Oren noted that a total of 142 Americans were denied entry to Israel in 2012, while about 626,000 were allowed in. That amounts to a refusal rate of 0.023 percent, or about 1 in every 4,400 people. The American refusal rate for Israelis seeking U.S. visas during that period was 5.4 percent.
U.S. Rep. Ileana Ros-Lehtinen (D-Fla.), who co-sponsored the House bill with Ted Deutch (D-Fla.), says the United States should show solidarity with Israel, which is “surrounded on all sides by war, heightened tensions and increased instability.”
The solution to this quandary is to tone down the demand for reciprocity in a way that takes reality into account. The wording of the Senate bill does exactly that, demanding only that the government of Israel make “every reasonable effort, without jeopardizing the security of the State of Israel, to ensure that reciprocal travel privileges are extended to all United States citizens.”

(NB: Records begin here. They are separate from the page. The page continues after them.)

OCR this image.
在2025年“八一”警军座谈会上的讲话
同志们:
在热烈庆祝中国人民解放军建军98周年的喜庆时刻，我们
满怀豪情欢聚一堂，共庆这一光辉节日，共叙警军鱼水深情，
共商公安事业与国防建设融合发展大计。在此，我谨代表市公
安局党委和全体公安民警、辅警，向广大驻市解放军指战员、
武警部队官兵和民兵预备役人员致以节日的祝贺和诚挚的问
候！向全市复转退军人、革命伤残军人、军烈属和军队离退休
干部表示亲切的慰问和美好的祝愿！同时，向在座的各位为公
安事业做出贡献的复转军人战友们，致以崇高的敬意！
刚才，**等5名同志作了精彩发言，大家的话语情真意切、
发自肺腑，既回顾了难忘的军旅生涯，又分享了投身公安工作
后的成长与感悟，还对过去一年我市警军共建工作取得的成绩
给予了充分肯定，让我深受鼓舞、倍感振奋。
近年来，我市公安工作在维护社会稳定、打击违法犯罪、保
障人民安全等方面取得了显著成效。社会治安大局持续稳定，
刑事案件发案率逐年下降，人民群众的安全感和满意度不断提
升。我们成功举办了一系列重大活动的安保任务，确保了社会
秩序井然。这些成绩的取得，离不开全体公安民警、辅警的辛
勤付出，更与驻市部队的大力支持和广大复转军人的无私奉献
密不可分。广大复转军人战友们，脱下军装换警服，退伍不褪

Finally, it’s important to acknowledge that responsibility for Washington’s refusal to throw open its doors to all Israelis doesn’t rest solely with the State Department. Unfortunately, past experience has shown that some Israelis have not behaved as honored guests should. They haven’t demonstrated an understanding that a U.S. tourist visa is not just a privilege, but a responsibility. (The sales tactics practiced by certain Israeli-owned businesses in shopping centers, for example, does little to enhance the image of Israelis in the United States or to increase support for Israel’s admission to the Visa Waiver Program.)
The terms of the visa — whether they relate to the length of stay or what activities are permitted — must be scrupulously observed for the sake of bilateral relations and, much more importantly, in order to prevent chillul Hashem.
Both sides must make a special effort to resolve the impasse, especially now, when Israel faces the threat of boycotts and diplomatic isolation.
It is more important than ever that the close friendship between the United States and Israel be acted upon, not just understood, and the designation of Israel as “a major strategic ally” and its inclusion on a list of countries whose citizens don’t need visas is a very visible sign of closeness.
This warm manifestation of friendship takes on special meaning when Israel is being asked to take profound security risks, both regarding the Palestinians and regarding Iran, based on its relationship with the United States.